Biographical details
- Born: February 9, 1881 Russell County, Alabama, U.S.
- Died: June 3, 1958 (aged 77) Troup County, Georgia, U.S.

Playing career
- 1898–1900: Auburn
- Position(s): Tackle

Coaching career (HC unless noted)
- 1901: Alabama
- 1902: Auburn (assistant)
- 1902: Auburn
- 1903–1904: Ole Miss

Head coaching record
- Overall: 8–7–3

= M. S. Harvey =

American college football player and coach (1881–1958)

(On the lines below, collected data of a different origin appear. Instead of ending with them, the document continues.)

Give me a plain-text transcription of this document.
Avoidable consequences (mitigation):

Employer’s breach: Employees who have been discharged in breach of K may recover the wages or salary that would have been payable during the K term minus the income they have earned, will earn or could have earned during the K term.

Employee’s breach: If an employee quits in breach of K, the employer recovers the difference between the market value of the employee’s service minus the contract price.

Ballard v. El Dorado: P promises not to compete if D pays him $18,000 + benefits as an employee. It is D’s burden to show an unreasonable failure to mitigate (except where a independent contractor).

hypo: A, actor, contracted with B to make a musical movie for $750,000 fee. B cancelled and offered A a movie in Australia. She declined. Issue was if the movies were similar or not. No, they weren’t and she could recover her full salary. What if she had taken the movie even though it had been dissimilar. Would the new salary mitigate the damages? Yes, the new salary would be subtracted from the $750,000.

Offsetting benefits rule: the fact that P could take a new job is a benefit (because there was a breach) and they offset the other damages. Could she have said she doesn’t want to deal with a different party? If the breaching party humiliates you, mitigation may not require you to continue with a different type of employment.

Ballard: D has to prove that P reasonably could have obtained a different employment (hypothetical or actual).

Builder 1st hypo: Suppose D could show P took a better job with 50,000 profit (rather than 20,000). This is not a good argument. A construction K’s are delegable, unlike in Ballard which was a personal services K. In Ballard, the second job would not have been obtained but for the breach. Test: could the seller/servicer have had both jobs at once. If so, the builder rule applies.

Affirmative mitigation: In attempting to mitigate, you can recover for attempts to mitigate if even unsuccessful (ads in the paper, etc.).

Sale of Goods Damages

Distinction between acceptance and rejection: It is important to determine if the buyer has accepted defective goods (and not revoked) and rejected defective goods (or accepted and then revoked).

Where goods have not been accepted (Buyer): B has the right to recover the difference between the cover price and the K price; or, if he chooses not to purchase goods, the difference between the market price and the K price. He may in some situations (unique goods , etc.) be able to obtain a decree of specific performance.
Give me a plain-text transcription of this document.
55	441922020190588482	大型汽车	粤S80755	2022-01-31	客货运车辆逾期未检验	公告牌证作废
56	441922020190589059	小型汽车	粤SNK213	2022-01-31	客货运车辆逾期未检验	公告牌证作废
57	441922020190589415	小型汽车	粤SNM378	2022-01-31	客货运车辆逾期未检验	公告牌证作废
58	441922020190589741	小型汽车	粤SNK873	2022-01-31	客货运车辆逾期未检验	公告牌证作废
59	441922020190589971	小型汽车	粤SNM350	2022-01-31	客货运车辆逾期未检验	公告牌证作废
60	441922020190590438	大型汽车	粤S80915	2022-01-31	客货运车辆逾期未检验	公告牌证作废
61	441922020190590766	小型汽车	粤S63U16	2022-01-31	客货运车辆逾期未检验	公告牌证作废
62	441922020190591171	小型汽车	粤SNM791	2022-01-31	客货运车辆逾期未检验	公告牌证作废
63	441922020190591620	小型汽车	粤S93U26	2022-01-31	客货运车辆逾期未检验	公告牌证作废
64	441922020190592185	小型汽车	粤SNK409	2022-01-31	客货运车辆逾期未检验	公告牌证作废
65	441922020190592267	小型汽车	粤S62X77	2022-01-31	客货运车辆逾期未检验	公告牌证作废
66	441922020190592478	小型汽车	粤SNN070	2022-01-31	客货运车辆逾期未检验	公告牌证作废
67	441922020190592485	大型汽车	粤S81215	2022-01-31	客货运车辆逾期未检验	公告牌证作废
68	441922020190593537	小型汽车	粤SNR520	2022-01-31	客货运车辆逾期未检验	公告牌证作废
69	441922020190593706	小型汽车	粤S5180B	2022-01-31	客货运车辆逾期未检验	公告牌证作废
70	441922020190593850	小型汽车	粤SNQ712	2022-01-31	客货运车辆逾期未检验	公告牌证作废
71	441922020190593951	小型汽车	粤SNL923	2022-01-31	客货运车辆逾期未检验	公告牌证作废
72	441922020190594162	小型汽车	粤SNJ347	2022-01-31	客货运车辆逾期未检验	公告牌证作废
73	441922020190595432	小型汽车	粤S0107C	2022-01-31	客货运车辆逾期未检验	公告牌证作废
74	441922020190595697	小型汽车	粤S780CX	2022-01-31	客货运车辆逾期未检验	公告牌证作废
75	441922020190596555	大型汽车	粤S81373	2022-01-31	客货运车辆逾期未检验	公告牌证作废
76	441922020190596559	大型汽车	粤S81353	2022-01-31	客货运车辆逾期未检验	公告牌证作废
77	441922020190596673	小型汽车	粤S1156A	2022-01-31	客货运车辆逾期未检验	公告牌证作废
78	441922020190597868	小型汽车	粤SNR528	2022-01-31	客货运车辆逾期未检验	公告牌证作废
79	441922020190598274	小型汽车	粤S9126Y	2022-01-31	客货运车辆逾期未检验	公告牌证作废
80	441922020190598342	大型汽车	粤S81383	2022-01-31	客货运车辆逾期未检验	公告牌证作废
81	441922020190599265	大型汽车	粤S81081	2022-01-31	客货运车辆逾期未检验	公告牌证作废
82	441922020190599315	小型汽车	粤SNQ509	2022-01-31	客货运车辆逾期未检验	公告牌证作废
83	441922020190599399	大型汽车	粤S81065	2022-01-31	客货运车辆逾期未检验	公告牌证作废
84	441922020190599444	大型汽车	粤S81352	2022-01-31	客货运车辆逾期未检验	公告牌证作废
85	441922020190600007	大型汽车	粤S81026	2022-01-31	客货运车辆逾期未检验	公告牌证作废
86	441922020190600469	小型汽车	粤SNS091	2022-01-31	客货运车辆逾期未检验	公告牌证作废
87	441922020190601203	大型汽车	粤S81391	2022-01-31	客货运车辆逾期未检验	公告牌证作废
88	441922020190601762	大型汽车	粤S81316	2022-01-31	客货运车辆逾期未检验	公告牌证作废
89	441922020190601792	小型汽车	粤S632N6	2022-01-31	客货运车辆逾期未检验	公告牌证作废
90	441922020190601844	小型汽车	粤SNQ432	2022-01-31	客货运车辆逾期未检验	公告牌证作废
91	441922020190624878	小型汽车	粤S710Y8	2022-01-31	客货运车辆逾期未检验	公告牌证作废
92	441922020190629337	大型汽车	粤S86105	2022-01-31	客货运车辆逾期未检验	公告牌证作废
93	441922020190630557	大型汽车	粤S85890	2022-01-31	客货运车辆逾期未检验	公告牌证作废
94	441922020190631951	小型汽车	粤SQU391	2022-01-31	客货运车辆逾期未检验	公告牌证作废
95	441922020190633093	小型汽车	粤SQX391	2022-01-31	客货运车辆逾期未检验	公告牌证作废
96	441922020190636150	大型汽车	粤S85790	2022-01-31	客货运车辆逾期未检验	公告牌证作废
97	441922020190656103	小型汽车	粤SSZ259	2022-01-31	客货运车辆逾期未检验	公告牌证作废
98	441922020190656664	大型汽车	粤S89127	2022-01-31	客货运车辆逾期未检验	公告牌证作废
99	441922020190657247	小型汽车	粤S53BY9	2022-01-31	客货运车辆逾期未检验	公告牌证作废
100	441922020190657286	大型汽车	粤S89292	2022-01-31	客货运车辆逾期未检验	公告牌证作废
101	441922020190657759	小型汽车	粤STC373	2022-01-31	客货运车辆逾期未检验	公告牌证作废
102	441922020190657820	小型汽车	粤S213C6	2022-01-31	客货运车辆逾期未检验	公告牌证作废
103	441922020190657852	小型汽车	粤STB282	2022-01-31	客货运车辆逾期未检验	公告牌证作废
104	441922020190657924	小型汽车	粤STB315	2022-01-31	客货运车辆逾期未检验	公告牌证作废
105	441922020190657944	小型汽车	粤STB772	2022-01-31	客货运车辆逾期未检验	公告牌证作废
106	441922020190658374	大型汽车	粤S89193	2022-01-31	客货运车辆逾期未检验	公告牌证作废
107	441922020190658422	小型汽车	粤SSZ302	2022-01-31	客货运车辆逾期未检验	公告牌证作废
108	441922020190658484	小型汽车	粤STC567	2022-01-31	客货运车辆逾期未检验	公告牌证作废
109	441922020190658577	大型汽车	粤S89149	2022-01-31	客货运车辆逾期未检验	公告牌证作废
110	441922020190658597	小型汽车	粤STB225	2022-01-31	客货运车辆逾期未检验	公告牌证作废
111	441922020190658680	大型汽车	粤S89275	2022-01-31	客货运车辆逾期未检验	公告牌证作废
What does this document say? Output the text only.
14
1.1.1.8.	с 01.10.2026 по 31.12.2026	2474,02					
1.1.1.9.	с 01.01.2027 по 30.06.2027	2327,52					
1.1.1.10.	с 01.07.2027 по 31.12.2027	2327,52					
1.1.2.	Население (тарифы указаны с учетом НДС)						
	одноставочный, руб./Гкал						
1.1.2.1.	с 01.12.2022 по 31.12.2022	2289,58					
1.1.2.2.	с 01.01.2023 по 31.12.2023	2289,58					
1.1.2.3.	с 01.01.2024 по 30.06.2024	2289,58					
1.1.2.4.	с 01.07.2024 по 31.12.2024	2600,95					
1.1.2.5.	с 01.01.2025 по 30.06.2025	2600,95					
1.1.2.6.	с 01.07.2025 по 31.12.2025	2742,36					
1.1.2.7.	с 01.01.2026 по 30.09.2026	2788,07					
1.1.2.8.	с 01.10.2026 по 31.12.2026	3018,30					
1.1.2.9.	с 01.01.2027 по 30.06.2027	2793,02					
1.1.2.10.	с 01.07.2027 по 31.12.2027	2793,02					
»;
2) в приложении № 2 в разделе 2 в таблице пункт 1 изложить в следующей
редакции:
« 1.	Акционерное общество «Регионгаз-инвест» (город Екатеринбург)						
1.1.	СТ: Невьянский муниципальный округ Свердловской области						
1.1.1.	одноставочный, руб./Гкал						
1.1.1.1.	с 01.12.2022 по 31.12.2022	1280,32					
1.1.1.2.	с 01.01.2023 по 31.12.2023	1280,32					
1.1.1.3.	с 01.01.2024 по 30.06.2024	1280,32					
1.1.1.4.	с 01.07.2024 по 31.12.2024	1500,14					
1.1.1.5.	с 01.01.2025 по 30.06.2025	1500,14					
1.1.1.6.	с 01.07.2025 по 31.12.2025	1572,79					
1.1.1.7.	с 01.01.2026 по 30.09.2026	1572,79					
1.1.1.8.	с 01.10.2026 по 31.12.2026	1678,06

Michael Smith Harvey (February 9, 1881 – June 3, 1958) was an American college football player and coach. From 1898 to 1900, Harvey played tackle at Auburn. His older brother and younger brother also played for Auburn. In 1915, coach John Heisman selected him one of the 30 greatest Southern football players.

In 1898, Auburn beat Georgia 18 to 17, and Harvey's tackling stood out. In 1900, Auburn defeated Georgia 44 to 0. One account reads "The reason Georgia was defeated so badly by Auburn was due to the fact that Georgia had not only Auburn team to play against but Harvey as well."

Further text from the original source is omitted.